Following this initial data exploration phase, quantitative analysis of genomic datasets is carried out using frameworks in scripting languages. This is done either by programming directly or via integration into tools that allow automatic dispatch, such as galaxy. These tools offer a wide range of functionality and flexibility, which comes at the cost of slow exploration since one needs to write custom code for each new exploration idea.

Thus, the task of relating genomic function to 3D structure often follows an implicit analysis cycle (Fig. 1a). First, researchers use track-based exploration to get an overview of the genomic datasets available for their particular problem. Here, multiple genomic tracks (continuous or discrete values mapped to genomic coordinates) are viewed together in a suitable genome browser and explored by panning and zooming. Researchers then need to integrate knowledge of the biological problem with multiple explored tracks to formulate hypotheses about the aggregate behavior of data (data hypotheses).

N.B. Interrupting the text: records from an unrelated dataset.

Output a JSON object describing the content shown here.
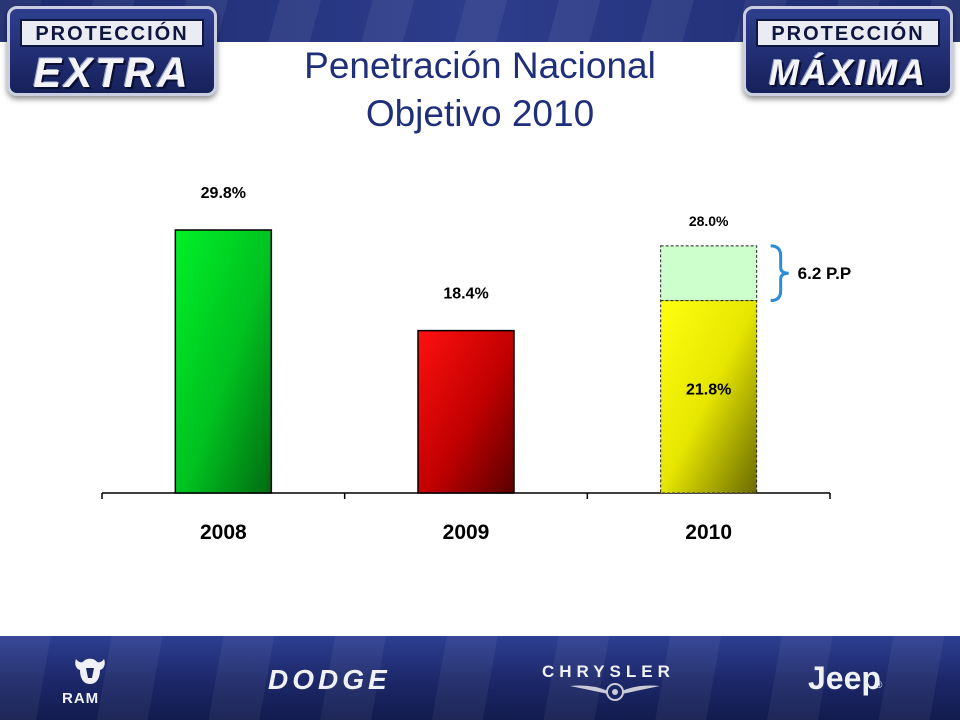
{
  "header": {
    "title_line1": "Penetración Nacional",
    "title_line2": "Objetivo  2010",
    "badge_left": {
      "top": "PROTECCIÓN",
      "main": "EXTRA"
    },
    "badge_right": {
      "top": "PROTECCIÓN",
      "main": "MÁXIMA"
    }
  },
  "footer": {
    "brands": [
      "RAM",
      "DODGE",
      "CHRYSLER",
      "Jeep"
    ],
    "ram_icon": "ram-head-icon",
    "chrysler_icon": "chrysler-wings-icon",
    "jeep_reg": "®"
  },
  "colors": {
    "bar_2008": "#00ee22",
    "bar_2009": "#ee0000",
    "bar_2010": "#ffff00",
    "target_fill": "#ccffcc",
    "bracket": "#2e8bd8",
    "title": "#1f2f7a"
  },
  "chart_data": {
    "type": "bar",
    "categories": [
      "2008",
      "2009",
      "2010"
    ],
    "values": [
      29.8,
      18.4,
      21.8
    ],
    "value_labels": [
      "29.8%",
      "18.4%",
      "21.8%"
    ],
    "target": {
      "category": "2010",
      "value": 28.0,
      "label": "28.0%"
    },
    "annotation": "6.2 P.P",
    "ylim": [
      0,
      40
    ],
    "grid": false,
    "legend": "none"
  }
}
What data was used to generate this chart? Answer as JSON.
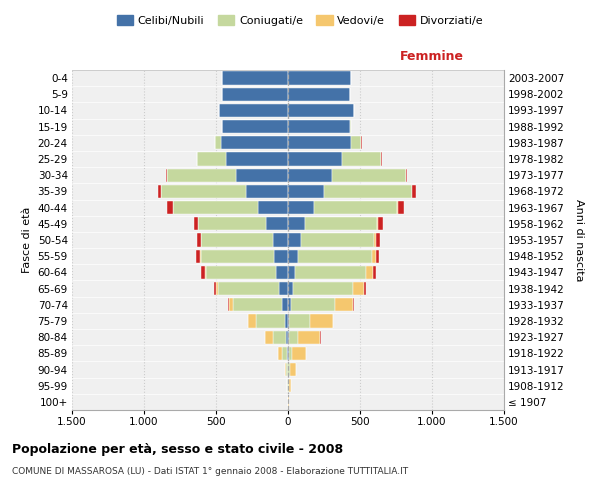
{
  "age_groups": [
    "100+",
    "95-99",
    "90-94",
    "85-89",
    "80-84",
    "75-79",
    "70-74",
    "65-69",
    "60-64",
    "55-59",
    "50-54",
    "45-49",
    "40-44",
    "35-39",
    "30-34",
    "25-29",
    "20-24",
    "15-19",
    "10-14",
    "5-9",
    "0-4"
  ],
  "birth_years": [
    "≤ 1907",
    "1908-1912",
    "1913-1917",
    "1918-1922",
    "1923-1927",
    "1928-1932",
    "1933-1937",
    "1938-1942",
    "1943-1947",
    "1948-1952",
    "1953-1957",
    "1958-1962",
    "1963-1967",
    "1968-1972",
    "1973-1977",
    "1978-1982",
    "1983-1987",
    "1988-1992",
    "1993-1997",
    "1998-2002",
    "2003-2007"
  ],
  "males": {
    "celibi": [
      1,
      2,
      3,
      8,
      12,
      20,
      40,
      65,
      80,
      95,
      105,
      155,
      210,
      290,
      360,
      430,
      465,
      455,
      480,
      455,
      460
    ],
    "coniugati": [
      1,
      3,
      12,
      35,
      90,
      200,
      340,
      420,
      490,
      510,
      500,
      470,
      590,
      590,
      480,
      200,
      40,
      4,
      1,
      0,
      0
    ],
    "vedovi": [
      1,
      3,
      8,
      25,
      55,
      55,
      28,
      12,
      8,
      4,
      2,
      1,
      1,
      0,
      0,
      0,
      0,
      0,
      0,
      0,
      0
    ],
    "divorziati": [
      0,
      0,
      0,
      0,
      2,
      4,
      10,
      18,
      28,
      28,
      22,
      28,
      40,
      22,
      8,
      4,
      2,
      0,
      0,
      0,
      0
    ]
  },
  "females": {
    "nubili": [
      1,
      2,
      3,
      5,
      5,
      8,
      18,
      38,
      52,
      68,
      88,
      118,
      178,
      248,
      305,
      375,
      438,
      428,
      458,
      428,
      438
    ],
    "coniugate": [
      1,
      2,
      8,
      22,
      65,
      148,
      305,
      415,
      492,
      512,
      512,
      502,
      582,
      612,
      512,
      272,
      72,
      8,
      1,
      0,
      0
    ],
    "vedove": [
      4,
      18,
      48,
      95,
      155,
      155,
      128,
      78,
      48,
      28,
      14,
      8,
      4,
      2,
      1,
      0,
      0,
      0,
      0,
      0,
      0
    ],
    "divorziate": [
      0,
      0,
      0,
      0,
      2,
      2,
      4,
      8,
      18,
      22,
      28,
      32,
      42,
      28,
      10,
      4,
      2,
      0,
      0,
      0,
      0
    ]
  },
  "colors": {
    "celibi": "#4472a8",
    "coniugati": "#c5d89e",
    "vedovi": "#f5c76e",
    "divorziati": "#cc2222"
  },
  "xlim": 1500,
  "title": "Popolazione per età, sesso e stato civile - 2008",
  "subtitle": "COMUNE DI MASSAROSA (LU) - Dati ISTAT 1° gennaio 2008 - Elaborazione TUTTITALIA.IT",
  "xlabel_right": "Femmine",
  "ylabel_left": "Fasce di età",
  "ylabel_right": "Anni di nascita",
  "xticks": [
    -1500,
    -1000,
    -500,
    0,
    500,
    1000,
    1500
  ],
  "xtick_labels": [
    "1.500",
    "1.000",
    "500",
    "0",
    "500",
    "1.000",
    "1.500"
  ],
  "background_color": "#f0f0f0",
  "grid_color": "#cccccc"
}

These hypotheses are then tested by aggregate analysis using scripting languages, leading to re-assessment of the genomic tracks and formulation of refined data hypotheses.

Drawbacks of this approach

Interface between exploration and analysis

This approach of analyzing genomic data presents multiple problems (Fig. 1b). First, separating the exploration of genomic data from testing data hypotheses creates an interface that needs to be bridged. Here, analysts need to switch analysis tools to perform both tasks, increasing the threshold of testing data hypotheses and prolonging the required analysis time. This is a particular problem when biologists with limited scripting experience perform track-based exploration. In that case, they need to rely on a bioinformatician to complete their data hypothesis testing, incurring long wait times and communication overheads.

Quality of hypotheses

The second problem using track-based exploration is that the quality of possible data hypotheses is likely limited. This is partly because simultaneous viewing of multiple genomic tracks is akin to finding patterns in a multidimensional dataset, a task that humans are notoriously bad at. Additionally, track-based exploration only allows viewing of a limited number of associations simultaneously, posing the danger of missing rare associations and proposing spurious ones. Thus, track-based exploration is not an ideal analysis approach for multidimensional genomic data.

Last but not least, a well-established principle that any visual system should follow is Schneiderman’s mantra: overview first, zoom and filter, then details-on-demand. However, a track-based system is ill-suited to give an overview since, per definition, it focuses on the details of a single region. It mainly helps us detect anomalies but can not give us an overview or explicitly display its properties and pattern on a system-wide level.

HiCognition can help solve these problems

In order to overcome this problem, we conceptualized the region-set focus approach and implemented it in HiCognition.